The risk is not spread evenly. People carry different versions of a gene called APOE, and one version, APOE4, raises the odds of Alzheimer's in the first place. It also raises the odds of ARIA on this kind of drug. In the trial the swelling rate climbed from about 16 percent in people with no copy of APOE4 to roughly 41 percent in people with two copies. That is why the label tells doctors to test a patient's APOE status before starting, so the highest-risk people go in with eyes open. There is also encouraging follow-up here. A 2025 study found that easing patients onto the drug more slowly cut the swelling rate by about 40 percent, from roughly a quarter of patients to about one in seven, while keeping the plaque clearance, so the safety picture is already improving.
So does it work
The honest answer is yes, modestly, and at a price. It clears the plaque, that part is not in doubt. It slows the disease, and the slowing is statistically solid. The argument is over size and cost. The benefit is under a point on an 18-point scale, the side effects are real, and the drug runs about 32,000 dollars a year before you add the infusions and the repeated brain scans to watch for bleeding. In the United Kingdom the agency that decides what the health service will pay for looked at all of this and concluded the benefit was too small for the cost and declined to fund it. The United States approved it in 2024 under the name Kisunla. Reasonable experts are landing on different sides of the same numbers, which tells you the effect sits right at the edge of what we would call worth it.
Why it matters
Step back from the bedside math and the trial did something the field had been chasing for a generation. It showed that taking the amyloid out actually changes the trajectory of the disease, even if only by a little. After years of failures that had people doubting the whole amyloid hypothesis, that is real evidence the plaque is part of the cause and not just a bystander. Donanemab and its close cousin lecanemab are the first drugs to slow Alzheimer's itself rather than mask it, and they are almost certainly a clumsy first generation. The value of a first-generation drug is often less the drug and more the proof that the target was right.
What it does not mean
It is worth being careful about what this is. It is not a cure, and it is not for everyone with memory trouble. The trial was in people with confirmed amyloid and early, mild disease, so it says nothing about someone with advanced dementia, and a brain scan or a newer blood test is needed just to know if the drug has anything to act on. It does not undo damage that is already done. And the soluble amyloid that feeds those plaques is the kind of thing your brain seems to flush out a little on its own during deep sleep, at least in animal studies, a reminder that this is one crude intervention into a slow process the body was already trying to manage on its own. What the trial gives us is narrower and more important than a headline cure. It is proof that the target was real.

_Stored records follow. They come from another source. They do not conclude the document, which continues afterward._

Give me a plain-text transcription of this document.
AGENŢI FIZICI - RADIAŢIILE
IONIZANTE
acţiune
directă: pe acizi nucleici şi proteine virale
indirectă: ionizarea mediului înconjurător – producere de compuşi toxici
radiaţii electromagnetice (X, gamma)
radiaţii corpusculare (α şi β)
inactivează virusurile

It did not stop Alzheimer's or reverse it. It cleared the plaque and slowed the slide by a fraction of a point. The argument is whether that fraction is enough.
The picture worth keeping
That is the image to hold onto. A drug that can walk into a living brain and clear out the plaque almost completely, and at the end of a year and a half the person is still declining, just a little more slowly. It is both a genuine breakthrough and a humbling one. For the first time we can change the course of this disease, and the size of the change shows how much further there is to go.